There is within the Tradition of the Church an understanding that man is not just body, and soul; but body, soul, and spirit. This understanding stretches back at least to St. Paul as we see in the verse below.
May the God of peace himself sanctify you wholly; and may your spirit and soul and body be kept sound and blameless at the coming of our Lord Jesus Christ. (1 Thessalonians 5:23, RSV-CE)
In the various writings of the saints there are some that have separated this into three separate 'parts'–body, soul, and spirit–(although to speak in such a way is misleading because man is a unified whole and not a compilation of parts) and some who separated man into body, and soul/spirit with the spirit being a deeper or more important part of the soul. Between these two options the Church seems to favor the latter. In §366 of the Catechism it refers to the soul as the “spiritual soul.” And in §367, when referring to St. Paul's passage above, it states that the “Church teaches that this distinction does not introduce a duality into the soul.”
This third aspect of our makeup–that of the spirit–is important because it helps us to understand ourselves as made in God's image. First of all, when we include spirit with the usual body and soul understanding, then we can see man made with a tripartite nature, which is analogous to God as a Trinity of persons. And from this, according to St. Teresa of the Cross, we can see “the human soul, body, and spirit corresponding to Father, Son, and Holy Spirit respectively. (The Radiance of Being, p.209) But more importantly for us, because we are all fallen and sinful, the inclusion of spirit with body and soul can help us to understand our sinful condition. This is explained below:
…the three parts of the human being explain the threefold concupiscence.

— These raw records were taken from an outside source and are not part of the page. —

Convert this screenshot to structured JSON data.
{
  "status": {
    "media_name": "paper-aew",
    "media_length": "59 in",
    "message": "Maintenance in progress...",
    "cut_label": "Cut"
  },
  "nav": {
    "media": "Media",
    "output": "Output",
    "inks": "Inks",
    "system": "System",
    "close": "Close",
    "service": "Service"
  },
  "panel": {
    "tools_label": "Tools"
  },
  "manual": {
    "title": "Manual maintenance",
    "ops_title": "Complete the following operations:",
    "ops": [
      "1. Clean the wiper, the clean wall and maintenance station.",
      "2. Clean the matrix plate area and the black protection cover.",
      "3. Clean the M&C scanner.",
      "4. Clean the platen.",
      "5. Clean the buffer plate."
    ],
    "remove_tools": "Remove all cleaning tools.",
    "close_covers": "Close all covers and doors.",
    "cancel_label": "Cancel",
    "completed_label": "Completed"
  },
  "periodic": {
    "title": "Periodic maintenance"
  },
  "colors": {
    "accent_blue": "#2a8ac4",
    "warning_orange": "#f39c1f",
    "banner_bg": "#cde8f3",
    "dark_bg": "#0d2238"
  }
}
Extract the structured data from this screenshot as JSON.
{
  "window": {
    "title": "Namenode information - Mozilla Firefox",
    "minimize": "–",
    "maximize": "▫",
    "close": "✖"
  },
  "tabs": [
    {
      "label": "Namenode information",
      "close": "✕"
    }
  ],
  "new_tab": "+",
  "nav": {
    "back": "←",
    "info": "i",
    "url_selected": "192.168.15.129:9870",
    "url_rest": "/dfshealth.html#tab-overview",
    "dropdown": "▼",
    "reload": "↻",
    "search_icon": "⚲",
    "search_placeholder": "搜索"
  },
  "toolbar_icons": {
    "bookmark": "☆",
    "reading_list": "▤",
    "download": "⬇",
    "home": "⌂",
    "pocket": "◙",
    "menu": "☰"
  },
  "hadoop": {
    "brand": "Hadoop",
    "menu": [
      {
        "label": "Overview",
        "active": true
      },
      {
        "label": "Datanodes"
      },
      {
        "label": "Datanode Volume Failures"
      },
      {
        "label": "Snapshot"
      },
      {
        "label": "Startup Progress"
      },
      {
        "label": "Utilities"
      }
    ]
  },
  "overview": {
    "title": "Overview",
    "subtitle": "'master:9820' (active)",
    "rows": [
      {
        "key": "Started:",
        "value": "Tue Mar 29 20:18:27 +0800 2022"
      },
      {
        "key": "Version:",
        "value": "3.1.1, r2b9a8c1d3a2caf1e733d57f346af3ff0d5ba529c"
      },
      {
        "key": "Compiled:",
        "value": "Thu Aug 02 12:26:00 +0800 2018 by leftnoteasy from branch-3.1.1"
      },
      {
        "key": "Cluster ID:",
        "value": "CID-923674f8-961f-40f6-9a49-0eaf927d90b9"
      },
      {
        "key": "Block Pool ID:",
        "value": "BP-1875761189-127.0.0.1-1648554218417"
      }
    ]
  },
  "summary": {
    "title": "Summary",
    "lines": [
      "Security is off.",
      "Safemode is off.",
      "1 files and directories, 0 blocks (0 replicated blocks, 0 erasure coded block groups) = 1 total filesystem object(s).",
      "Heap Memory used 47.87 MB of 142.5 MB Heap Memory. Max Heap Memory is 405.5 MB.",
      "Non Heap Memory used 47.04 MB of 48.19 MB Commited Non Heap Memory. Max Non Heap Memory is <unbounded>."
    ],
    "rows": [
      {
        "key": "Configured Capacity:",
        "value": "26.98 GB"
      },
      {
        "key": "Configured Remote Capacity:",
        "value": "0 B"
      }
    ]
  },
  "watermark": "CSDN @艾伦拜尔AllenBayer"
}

They correspond to the three archetypal sins, since Eve took the fruit in Eden because it was (1) good for food, (2) a delight to the eye, and (3) desirable for wisdom–sins enveloping respectively body, soul, and spirit–that had to be overcome at their triple root by Christ in the wilderness and by divine grace operating in the Christian life through fasting, almsgiving, and prayer (and through chastity, poverty, and obedience in the religious state.)